On Mon, 2011-03-14 at 13:10 -0700, Dr. Ed Morbius wrote:
on 13:10 Sat 12 Mar, Alain Spineux (aspineux@gmail.com) wrote:
Hi I need to store about 250.000.000 files. Files are less than 4k. On a ext4 (fedora 14) the system crawl at 10.000.000 in the same directory. I tried to create hash directories, two level of 4096 dir = 16.000.000 but I had to stop the script to create these dir after hours and "rm -rf" would have taken days ! mkfs was my friend I tried two levels, first of 4096 dir, second of 64 dir. The creation of the hash dir took "only" few minutes, but copying 10000 files make my HD scream for 120s ! I take only 10s when working in the same directory. The filenames are all 27 chars and the first chars can be used to hash the files.

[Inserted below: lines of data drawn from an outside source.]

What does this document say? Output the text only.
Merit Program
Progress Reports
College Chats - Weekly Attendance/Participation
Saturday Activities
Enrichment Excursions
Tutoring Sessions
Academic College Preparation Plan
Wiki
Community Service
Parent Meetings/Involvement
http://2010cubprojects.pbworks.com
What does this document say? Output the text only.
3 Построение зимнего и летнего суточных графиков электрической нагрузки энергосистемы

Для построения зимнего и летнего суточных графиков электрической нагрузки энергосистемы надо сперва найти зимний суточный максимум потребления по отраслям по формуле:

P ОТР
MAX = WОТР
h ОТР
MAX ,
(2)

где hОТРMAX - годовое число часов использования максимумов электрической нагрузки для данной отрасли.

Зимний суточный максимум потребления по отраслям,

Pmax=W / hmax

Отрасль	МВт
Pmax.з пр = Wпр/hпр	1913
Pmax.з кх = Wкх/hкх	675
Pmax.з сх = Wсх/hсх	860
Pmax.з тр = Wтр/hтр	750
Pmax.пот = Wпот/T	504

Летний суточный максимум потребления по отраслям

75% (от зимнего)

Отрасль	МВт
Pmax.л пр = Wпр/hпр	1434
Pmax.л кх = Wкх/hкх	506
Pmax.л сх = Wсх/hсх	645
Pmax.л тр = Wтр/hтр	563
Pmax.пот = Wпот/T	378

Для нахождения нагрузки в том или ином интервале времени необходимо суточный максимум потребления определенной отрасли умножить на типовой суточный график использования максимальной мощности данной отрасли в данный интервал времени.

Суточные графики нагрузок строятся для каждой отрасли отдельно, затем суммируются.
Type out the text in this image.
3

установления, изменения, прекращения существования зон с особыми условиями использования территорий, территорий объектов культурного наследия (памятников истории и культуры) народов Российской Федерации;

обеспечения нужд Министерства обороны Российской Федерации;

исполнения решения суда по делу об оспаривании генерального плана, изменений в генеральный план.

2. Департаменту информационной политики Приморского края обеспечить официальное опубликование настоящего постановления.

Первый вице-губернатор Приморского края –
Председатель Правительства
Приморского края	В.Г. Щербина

Exactly {XY}/{XY}/{ABCDEFGHIJKLMNOPQRSTUVW} will probably work just fine. Two characters is 676 combinations, hardly a large directory, and that puts less than 1,000 entries in a folder.
My question is : Which filesystem and how to store these files ?
I'd also question the architecture and suggest an alternate approach: hierarchical directory tree, database, "nosql" hashing lookup, or other approach. See squid for an example of using directory trees to handle very large numbers of objects.
Exactly. Squid and Cyrus IMAPd both manage to store massive number of objects in a filesystem using hashing. It is simple and reliable.
I'd wonder if that is really an issue if you just don't have an actual I/O throughput problem. Certainly trying to do any solution on a single-disk is going to be awful.